Understanding Goroutines & The Go Scheduler (GMP Model)

Introduction to the Go Scheduler and the GMP Model

Updated
6 min read
Understanding Goroutines & The Go Scheduler (GMP Model)

Go’s concurrency model is one of the main reasons behind its popularity for building scalable systems. While launching a goroutine looks trivial using the go keyword, the internal mechanics behind it are powerful and carefully designed.

This blog explains goroutines from the ground up and then dives deep into how Go schedules them using the GMP scheduler model. Everything here focuses on how things actually work.

What is Goroutine?

A goroutine is a lightweight unit of execution managed entirely by the Go runtime, not by the operating system.

Key characteristics of goroutines:

  • Lightweight compared to OS threads

  • Dynamically growing stack

  • User-space threads

  • Exist within the same address space

  • Managed by the Go runtime scheduler

  • Multiplexed onto OS threads

  • Initial stack size is ~2 KB

  • Communicate via channels or shared memory

Go promotes a strong concurrency principle:

Do not communicate by sharing memory; instead, share memory by communicating.

This philosophy is central to Go’s design and is the reason channels are preferred over locks in many cases.

Goroutines vs OS Threads

Goroutines are not OS threads.

  • OS threads are heavyweight, expensive to create, and managed by the OS

  • Goroutines are lightweight, cheap to create, and managed by Go

A Go program can run thousands or even millions of goroutines, which would be impossible with OS threads alone.

Goroutines Are Managed by the Go Runtime

Some important points:

  • Goroutines are scheduled in user space

  • The OS does not know about goroutines

  • The Go runtime maps goroutines onto OS threads

  • Multiple goroutines can run on a single OS thread

  • Multiple OS threads can exist inside one Go process

This mapping is handled using the GMP scheduler model.

The GMP Scheduler Model

The Go scheduler internally uses the GMP model:

  • G : Goroutine

  • M : Machine (OS Thread)

  • P : Processor (Logical scheduling context)

This model defines how goroutines are executed efficiently across CPU cores.

G : Goroutine

A G represents a goroutine.

It contains:

  • Stack

  • Program Counter

  • CPU registers

  • Metadata (state, ID, etc.)

A goroutine cannot execute by itself.
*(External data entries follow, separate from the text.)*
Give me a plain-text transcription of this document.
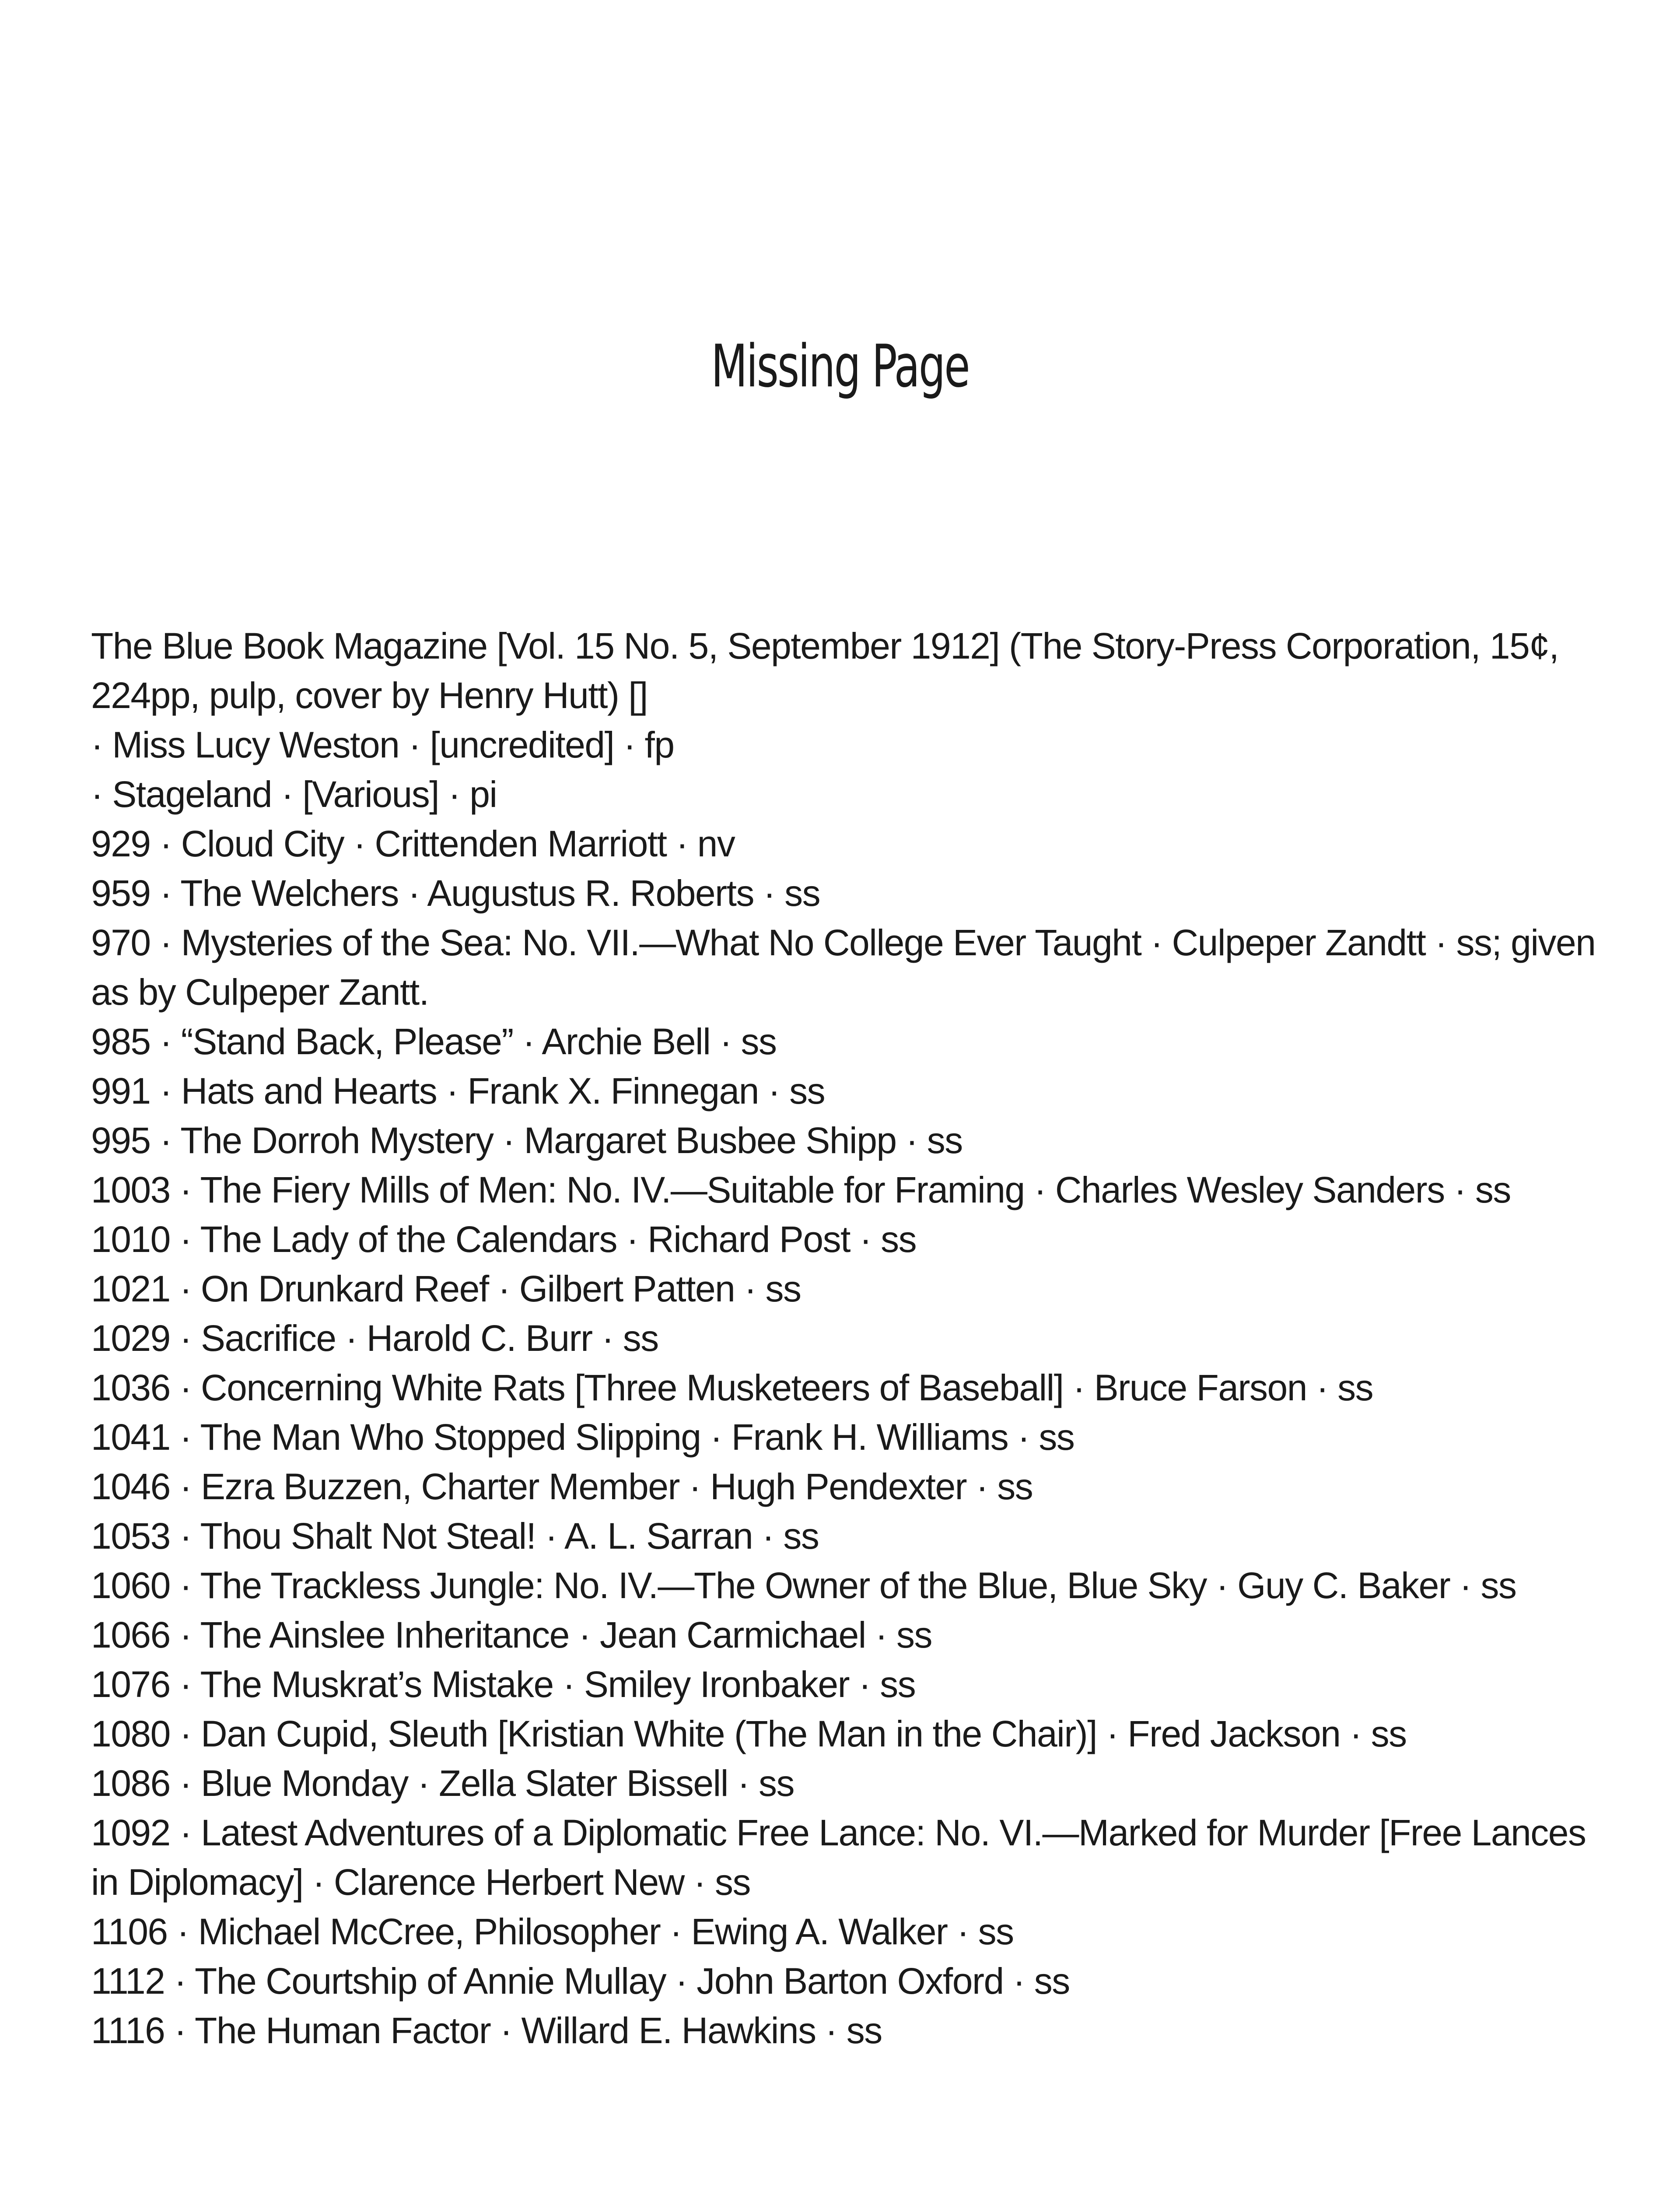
Missing Page

The Blue Book Magazine [Vol. 15 No. 5, September 1912] (The Story-Press Corporation, 15¢, 224pp, pulp, cover by Henry Hutt) []

· Miss Lucy Weston · [uncredited] · fp

· Stageland · [Various] · pi

929 · Cloud City · Crittenden Marriott · nv

959 · The Welchers · Augustus R. Roberts · ss

970 · Mysteries of the Sea: No. VII.—What No College Ever Taught · Culpeper Zandtt · ss; given as by Culpeper Zantt.

985 · “Stand Back, Please” · Archie Bell · ss

991 · Hats and Hearts · Frank X. Finnegan · ss

995 · The Dorroh Mystery · Margaret Busbee Shipp · ss

1003 · The Fiery Mills of Men: No. IV.—Suitable for Framing · Charles Wesley Sanders · ss

1010 · The Lady of the Calendars · Richard Post · ss

1021 · On Drunkard Reef · Gilbert Patten · ss

1029 · Sacrifice · Harold C. Burr · ss

1036 · Concerning White Rats [Three Musketeers of Baseball] · Bruce Farson · ss

1041 · The Man Who Stopped Slipping · Frank H. Williams · ss

1046 · Ezra Buzzen, Charter Member · Hugh Pendexter · ss

1053 · Thou Shalt Not Steal! · A. L. Sarran · ss

1060 · The Trackless Jungle: No. IV.—The Owner of the Blue, Blue Sky · Guy C. Baker · ss

1066 · The Ainslee Inheritance · Jean Carmichael · ss

1076 · The Muskrat’s Mistake · Smiley Ironbaker · ss

1080 · Dan Cupid, Sleuth [Kristian White (The Man in the Chair)] · Fred Jackson · ss

1086 · Blue Monday · Zella Slater Bissell · ss

1092 · Latest Adventures of a Diplomatic Free Lance: No. VI.—Marked for Murder [Free Lances in Diplomacy] · Clarence Herbert New · ss

1106 · Michael McCree, Philosopher · Ewing A. Walker · ss

1112 · The Courtship of Annie Mullay · John Barton Oxford · ss

1116 · The Human Factor · Willard E. Hawkins · ss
It must be:

  • Assigned to a P (processor)

  • Executed by an M (machine)

M : Machine (OS Thread)

  • Represents an OS thread

  • Created by the Go runtime

  • Executes Go code

  • An M must acquire a P to run goroutines

P : Processor (Logical Execution Context)

A P represents execution capacity.

Each P :

  • Holds a local run queue of goroutines, when a goroutine is created, it is added to the local queue of the currently running P, initially, many goroutines may accumulate on a single P.

  • Contains scheduler state

  • Controls parallel execution

Key rule:

Parallelism is limited by the number of P, not by goroutines or OS threads.

The number of P is controlled by: GOMAXPROCS, by default, it equals the number of logical CPUs.

Important detail:

The number of OS threads (M) can be greater than the number of processors (P).

Why?

  • OS threads can block on system calls or I/O

  • Go creates extra threads to avoid stalling execution

How Goroutines Are Executed (High-Level Flow)

  1. Many Goroutines (G) are created by the program

  2. Each newly created goroutine is placed into the local run queue of a Processor (P)

  3. Each Processor (P) manages its own queue of runnable goroutines

  4. An OS thread (M) acquires a Processor (P)

  5. The OS thread (M) picks a goroutine (G) from the P’s local run queue

  6. The OS thread (M) executes the goroutine (G)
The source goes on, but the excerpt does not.